Gayton McKenzie on mafia state: We need to dismantle these gangs before they dismantle SA

Patriotic Alliance leader and Central Karoo district municipality mayor Gayton McKenzie has painted a grim picture of a mafia state, warning SA needs to rid itself of these gangs or risk them “dismantling” the country.

Patriotic Alliance leader Gayton McKenzie says government has lost the fight against crime.
Image: Eugene Coetzee/The Herald

Several reports by the Sunday Times and TimesLIVE in recent weeks have exposed cartels in the constructioncoal and long-distance transport industries, among other sectors.

As commentators weighed in on the effects these groups are having on society and the economy, McKenzie said the government had failed to address the issue.

“Construction mafia, tow truck mafia, cigarette mafia, taxi mafia, gun smuggling mafia, fuel mafia, kidnapping mafia, drug cartels, Eskom and home affairs mafias. Our government has lost the fight against crime”.

He said these “gangs” need to be broken up.

“We need to dismantle these gangs before they dismantle SA totally”.

Columnist William Gumede said “large parts of SA’s politics, economy and society have been taken over by criminal enterprises and the ‘ideology’ of crime, raising the spectre that the country is on the verge of becoming a fully-fledged criminal state”.

“Criminals are accepted in the private sector, religion, traditional structures, parties and the state, and are normalised as legitimate. Many honest, ordinary South Africans wrongly think that criminal enterprises only operate in the informal sector or ‘underground’. But many are above ground, operating as normal registered enterprises with seemingly credible business executives,” he added.

Former public protector Thuli Madonsela said corruption was driven by a “gangster culture”.

Speaking at the Pavocat-Stellenbosch Academy Counter-Corruption Summit recently, Madonsela warned the idea “you don’t touch family” is crippling the country.

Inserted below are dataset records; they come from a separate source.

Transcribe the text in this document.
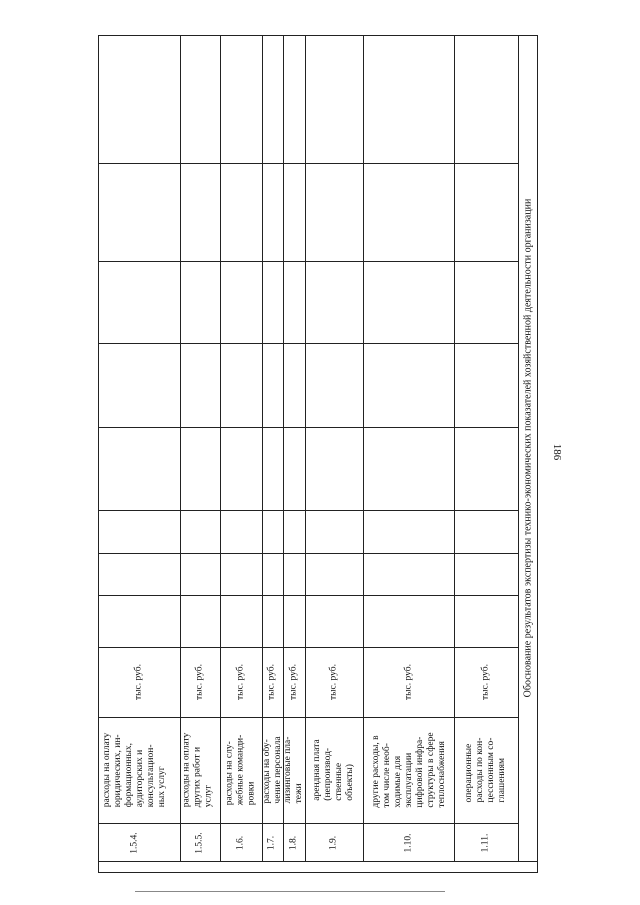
186
1.5.4.
расходы на оплату
юридических, ин-
формационных,
аудиторских и
консультацион-
ных услуг
тыс. руб.
1.5.5.
расходы на оплату
других работ и
услуг
тыс. руб.
1.6.
расходы на слу-
жебные команди-
ровки
тыс. руб.
1.7.
расходы на обу-
чение персонала
тыс. руб.
1.8.
лизинговые пла-
тежи
тыс. руб.
1.9.
арендная плата
(непроизвод-
ственные
объекты)
тыс. руб.
1.10.
другие расходы, в
том числе необ-
ходимые для
эксплуатации
цифровой инфра-
структуры в сфере
теплоснабжения
тыс. руб.
1.11.
операционные
расходы по кон-
цессионным со-
глашениям
тыс. руб.	Обоснование результатов экспертизы технико-экономических показателей хозяйственной деятельности организации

“Of the systemic things that come together to create a corrupt world, among those is the gangster culture. That’s one thing I came across as a protector, there’s a gangster mentality globally and I can see that mentality primarily in America and SA.

“I started seeing it as public protector in 2010 and I wrote about it, spoke about it on a platform like this and I said to the governing party, which was my former party: ‘We’re not the mafia. You can’t tell me don’t touch family’.”